Benoît Tanguy (Scania) : "Pour l'électrique, c'est le marché qui donnera le ton"

Publié le 21 juillet 2024

Par Mohamed Aredjal
8 min de lecture
De retour chez Scania France au poste de PDG depuis le 1er avril 2024, Benoît Tanguy partage ses premières observations sur l'évolution de la marque et ses activités en France. Il évoque avec nous les défis actuels, les ambitions commerciales du constructeur et sa vision de la transition écologique de l'industrie du poids lourd.
Benoît Tanguy entend maintenir la qualité d'écoute des clients et faire perdurer les performances enregistrées par le réseau Scania en France. ©Scania

Le Journal du Poids Lourd : Vous aviez déjà œuvré au sein de la filiale hexagonale avant de prendre d'autres fonctions dans le groupe Scania. Vos premières impressions sur la marque et ses activités en France à votre retour ? 

Benoît Tanguy : J'ai tout d'abord constaté l'évolution de la marque, tant au niveau des collaborateurs de Scania France que du maillage du réseau. Le nombre de succursales a notamment augmenté depuis mon départ. Je reconnais encore certaines personnes mais beaucoup de choses ont changé, ce qui est évidemment positif ! De plus, la stratégie de développement du parc a porté ses fruits : le nombre de véhicules Scania en circulation a considérablement augmenté.

JPL : Quels sont les défis les plus importants auxquels Scania France est confrontée ?

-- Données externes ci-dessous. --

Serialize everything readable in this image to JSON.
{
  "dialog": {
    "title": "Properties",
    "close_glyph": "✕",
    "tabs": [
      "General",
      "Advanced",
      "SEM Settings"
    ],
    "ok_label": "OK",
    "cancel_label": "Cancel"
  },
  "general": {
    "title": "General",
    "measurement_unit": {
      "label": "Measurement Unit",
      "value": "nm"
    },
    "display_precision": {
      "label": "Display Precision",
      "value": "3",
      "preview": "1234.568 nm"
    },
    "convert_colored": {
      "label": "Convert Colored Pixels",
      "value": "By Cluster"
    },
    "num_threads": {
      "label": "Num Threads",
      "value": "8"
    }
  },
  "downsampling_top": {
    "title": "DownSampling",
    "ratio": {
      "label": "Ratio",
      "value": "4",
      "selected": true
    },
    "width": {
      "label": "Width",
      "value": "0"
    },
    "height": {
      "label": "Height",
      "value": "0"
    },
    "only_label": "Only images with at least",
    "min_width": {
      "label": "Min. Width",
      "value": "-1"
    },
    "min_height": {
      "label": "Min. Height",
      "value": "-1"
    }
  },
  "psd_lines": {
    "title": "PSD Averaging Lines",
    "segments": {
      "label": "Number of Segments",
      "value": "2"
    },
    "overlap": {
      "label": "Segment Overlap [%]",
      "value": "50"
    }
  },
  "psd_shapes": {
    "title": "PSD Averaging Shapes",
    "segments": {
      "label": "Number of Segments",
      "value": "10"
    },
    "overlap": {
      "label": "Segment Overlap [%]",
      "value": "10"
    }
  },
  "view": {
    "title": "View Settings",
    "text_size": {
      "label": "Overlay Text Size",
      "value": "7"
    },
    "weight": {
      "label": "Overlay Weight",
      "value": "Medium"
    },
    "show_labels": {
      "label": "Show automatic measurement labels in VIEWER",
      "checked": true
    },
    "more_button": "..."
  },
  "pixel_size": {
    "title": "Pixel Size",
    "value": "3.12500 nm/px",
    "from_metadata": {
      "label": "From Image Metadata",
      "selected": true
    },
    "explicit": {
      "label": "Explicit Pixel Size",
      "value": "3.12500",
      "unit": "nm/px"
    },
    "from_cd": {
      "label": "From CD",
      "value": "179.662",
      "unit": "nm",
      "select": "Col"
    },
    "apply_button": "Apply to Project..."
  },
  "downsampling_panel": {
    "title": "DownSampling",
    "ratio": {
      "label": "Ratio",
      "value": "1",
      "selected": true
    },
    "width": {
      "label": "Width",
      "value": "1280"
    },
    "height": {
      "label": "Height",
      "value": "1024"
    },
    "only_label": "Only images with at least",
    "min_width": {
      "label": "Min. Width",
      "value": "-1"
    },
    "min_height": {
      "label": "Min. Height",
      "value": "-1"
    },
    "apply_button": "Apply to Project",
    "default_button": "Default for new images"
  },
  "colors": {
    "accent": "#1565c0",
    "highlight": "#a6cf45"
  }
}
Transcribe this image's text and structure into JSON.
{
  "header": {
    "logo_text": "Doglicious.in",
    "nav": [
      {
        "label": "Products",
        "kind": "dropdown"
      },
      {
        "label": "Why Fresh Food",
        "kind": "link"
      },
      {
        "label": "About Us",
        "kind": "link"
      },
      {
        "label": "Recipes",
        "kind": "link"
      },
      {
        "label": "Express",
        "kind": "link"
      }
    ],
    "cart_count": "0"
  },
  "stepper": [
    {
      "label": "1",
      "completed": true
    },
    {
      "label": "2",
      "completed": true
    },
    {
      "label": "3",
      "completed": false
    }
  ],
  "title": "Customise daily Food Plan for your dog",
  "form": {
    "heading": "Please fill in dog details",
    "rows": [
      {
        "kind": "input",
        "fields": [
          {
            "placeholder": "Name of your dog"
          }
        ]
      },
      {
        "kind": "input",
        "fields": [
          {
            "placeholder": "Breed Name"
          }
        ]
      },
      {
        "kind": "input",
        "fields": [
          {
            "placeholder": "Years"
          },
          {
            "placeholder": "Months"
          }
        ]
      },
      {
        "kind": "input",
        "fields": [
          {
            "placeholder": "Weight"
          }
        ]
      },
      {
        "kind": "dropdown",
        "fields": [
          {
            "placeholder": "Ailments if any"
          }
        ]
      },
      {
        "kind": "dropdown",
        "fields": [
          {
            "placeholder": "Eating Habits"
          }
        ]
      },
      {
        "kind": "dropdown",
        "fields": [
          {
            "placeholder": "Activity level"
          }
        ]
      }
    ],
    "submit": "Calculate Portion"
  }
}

B.T. : Nous avons déjà pour ambition de poursuivre l'extension de notre parc roulant, ce qui est indispensable pour assurer l'avenir de la marque. Le ­développement de l'offre de services à nos clients dans notre réseau, que ce soit dans nos points de vente intégrés et privés, est également une priorité.

Nous avons mis un focus de plus en plus marqué sur nos clients et leurs retours afin de nous assurer que nos services répondent parfaitement à leurs attentes, avec notamment de plus en plus d'enquêtes de satisfaction dans le réseau. C'est aussi pourquoi nous voulons continuer à former nos collaborateurs et les faire monter en compétences.

JPL : Cette volonté va-t-elle vous inciter à prendre part à davantage d'événements pour être en contact direct avec vos clients ?

B.T. : Oui, cela fait effectivement partie de nos objectifs. Nous avons récemment participé au salon Intermat, du 24 au 27 avril dernier. Il est très important d'avoir ces retours des clients afin de nous assurer que nous restons en ligne avec leurs attentes. Nous tenons donc à maintenir ce lien avec le terrain, en participant à des salons comme Intermat ou en organisant des événements internes.

En avril dernier, nous avons, par exemple, effectué un déplacement en Suède avec une partie de notre réseau et de nos clients pour découvrir notre nouveau véhicule électrique. Nous garderons cette proximité avec nos utilisateurs, aussi bien lors de ces manifestations qu'à l'occasion de leurs visites dans notre réseau.

JPL : Après une année 2023 difficile pour le transport routier français, le début d'année reste compliqué pour les professionnels du secteur. Ces difficultés se sont-elles répercutées sur votre activité ?

B.T. : J'ai pris mes fonctions il y a quelques semaines, il est donc encore difficile de dresser un bilan précis de la situation. On peut observer que le marché s'est effectivement tendu, avec pas mal d'incertitudes chez nos clients. Cependant, la demande reste forte, avec un besoin marqué de renouvellement des véhicules. Les délais de prise de décision sont donc plus longs. Il est difficile pour eux d'avoir de la visibilité sur leur activité.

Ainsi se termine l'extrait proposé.